(Second in a three-part series)
- Sept. 23, 2012: Summaries of Benefits and Coverage: For open enrollment periods beginning on or after Sept. 23, 2012, health insurance issuers and group health plans must provide Summaries of Benefits and Coverage, commonly known as SBCs, to eligible employees. The SBC’s content and format is specifically prescribed by applicable federal rulemaking.
- Oct. 1, 2012: Fee on Sponsors of Self-Insured Health Plans and Issuers of Health Insurance Policies: Sponsors of self-insured health plans and issuers of health insurance policies will be responsible for paying a fee to fund the Patient-Centered Outcomes Research Institute, created under the ACA. The institute “will provide patients, their caregivers and clinicians with evidence-based information needed to make better-informed health care decisions.” For policy years ending on or after Oct. 1, 2012, the fee is $1 per covered life, increasing to $2 per covered life for plans ending after Sept. 30, 2013. The tax is scheduled to cease in 2019 but until then will be subject to adjustments based on National Health Expenditures.
- Jan. 1, 2013: Flexible Spending Account Limits: Beginning in 2013, healthcare Flexible Spending Accounts will be subject to a $2,500 cap. The cap will be indexed for inflation in coming years.
- 2012 Tax Year: W-2 Reporting: Employers filing 250 or more W-2 forms will be required to report the aggregate value of the employer-sponsored group health plan on each employee’s W-2 form.
- March 1, 2013: Notice of Exchange: Employers must provide written notice no later than March 1, 2013 for current employees (or at the time of hire for new employees) about the state healthcare exchange and employee tax credit eligibility and employer contribution, as specifically described in the ACA.
- Jan. 1, 2014: Grandfathered Health Plans: Health plans in existence prior to March 23, 2010 (when the ACA was adopted), may become “grandfathered” and allowed to remain in place subject to certain qualifications. Such grandfathered plans are not subject to all the provisions of the ACA but must meet certain thresholds (for example no lifetime limits on coverage) as of Sept. 23, 2010. Of note, grandfathered plans may not: (1) Significantly cut or reduce benefits; (2) Raise co-insurance charges; (3) Significantly raise co-payment charges or deductibles; (4) Significantly lower employer contributions; (5) Add or tighten an annual limit on what the insurer pays; (6) Change insurance companies; The employer or insurance provider must provide employees notice of its decision to remain a grandfathered plan and employees may choose to participate in state exchanges.

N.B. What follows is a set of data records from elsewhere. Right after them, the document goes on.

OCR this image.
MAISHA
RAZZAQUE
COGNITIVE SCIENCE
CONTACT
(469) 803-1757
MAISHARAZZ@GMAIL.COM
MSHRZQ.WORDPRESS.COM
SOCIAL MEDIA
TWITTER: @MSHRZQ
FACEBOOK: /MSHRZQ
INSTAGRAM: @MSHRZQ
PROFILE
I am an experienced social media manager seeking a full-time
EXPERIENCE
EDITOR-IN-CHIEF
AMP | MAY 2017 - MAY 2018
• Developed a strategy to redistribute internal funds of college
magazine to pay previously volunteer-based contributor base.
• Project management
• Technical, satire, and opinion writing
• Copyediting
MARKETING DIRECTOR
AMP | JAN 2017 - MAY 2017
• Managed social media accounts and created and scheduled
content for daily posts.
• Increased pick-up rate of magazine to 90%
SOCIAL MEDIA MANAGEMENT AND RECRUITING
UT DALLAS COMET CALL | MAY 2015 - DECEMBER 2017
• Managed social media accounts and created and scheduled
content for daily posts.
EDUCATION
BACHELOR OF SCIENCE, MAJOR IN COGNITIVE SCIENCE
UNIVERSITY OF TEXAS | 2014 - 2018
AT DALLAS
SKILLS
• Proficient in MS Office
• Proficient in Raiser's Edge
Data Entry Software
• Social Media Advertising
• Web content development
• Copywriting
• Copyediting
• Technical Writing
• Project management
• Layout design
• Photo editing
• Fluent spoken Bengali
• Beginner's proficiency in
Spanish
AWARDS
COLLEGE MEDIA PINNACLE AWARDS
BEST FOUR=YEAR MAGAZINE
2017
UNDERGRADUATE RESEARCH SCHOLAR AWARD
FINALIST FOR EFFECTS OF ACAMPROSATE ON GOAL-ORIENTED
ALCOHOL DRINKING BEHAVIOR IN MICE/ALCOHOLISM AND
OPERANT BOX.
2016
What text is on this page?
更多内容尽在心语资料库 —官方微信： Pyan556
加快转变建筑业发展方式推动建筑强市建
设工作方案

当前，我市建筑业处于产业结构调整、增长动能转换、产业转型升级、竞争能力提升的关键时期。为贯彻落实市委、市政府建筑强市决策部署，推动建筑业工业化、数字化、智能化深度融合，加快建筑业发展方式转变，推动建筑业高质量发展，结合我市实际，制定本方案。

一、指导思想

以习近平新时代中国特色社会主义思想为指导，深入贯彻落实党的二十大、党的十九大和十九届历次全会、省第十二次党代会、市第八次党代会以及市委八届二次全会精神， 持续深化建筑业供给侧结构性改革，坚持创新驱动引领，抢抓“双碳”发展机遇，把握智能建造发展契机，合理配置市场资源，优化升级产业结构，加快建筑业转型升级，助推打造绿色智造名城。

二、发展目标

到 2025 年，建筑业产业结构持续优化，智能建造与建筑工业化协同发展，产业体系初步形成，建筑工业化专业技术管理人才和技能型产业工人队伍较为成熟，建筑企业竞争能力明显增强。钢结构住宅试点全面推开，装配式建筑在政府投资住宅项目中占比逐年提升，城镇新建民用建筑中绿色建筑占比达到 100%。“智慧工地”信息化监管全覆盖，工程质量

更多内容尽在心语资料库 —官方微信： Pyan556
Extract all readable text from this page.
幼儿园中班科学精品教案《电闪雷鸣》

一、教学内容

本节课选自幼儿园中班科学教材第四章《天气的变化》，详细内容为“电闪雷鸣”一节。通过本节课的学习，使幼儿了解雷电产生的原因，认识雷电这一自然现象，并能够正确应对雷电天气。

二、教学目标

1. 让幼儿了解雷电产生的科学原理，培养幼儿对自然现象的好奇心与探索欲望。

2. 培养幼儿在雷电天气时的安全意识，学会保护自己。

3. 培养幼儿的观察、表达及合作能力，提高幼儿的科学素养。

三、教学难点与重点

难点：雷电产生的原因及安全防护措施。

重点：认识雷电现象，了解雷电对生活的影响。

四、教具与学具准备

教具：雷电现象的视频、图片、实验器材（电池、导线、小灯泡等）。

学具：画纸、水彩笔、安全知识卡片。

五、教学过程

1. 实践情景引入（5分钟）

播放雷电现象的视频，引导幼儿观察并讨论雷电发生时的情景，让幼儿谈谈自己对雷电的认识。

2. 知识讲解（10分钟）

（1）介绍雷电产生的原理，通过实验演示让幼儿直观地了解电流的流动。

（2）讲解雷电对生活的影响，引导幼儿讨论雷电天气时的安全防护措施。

- Jan. 1, 2014: Play or Pay: Employers with 50 or more employees will have to decide by this date whether to ‘Play or Pay’ (that is, pay a tax for dropping group health benefits or continue to offer group health benefits). Penalties for employers with 50 or more employees could be significant, as much as $3,000 per employee per year, for not offering affordable coverage under the ACA. (See a Kaiser Family Foundation chart at healthreform.kff.org/the-basics/employer-penalty-flowchart.aspx.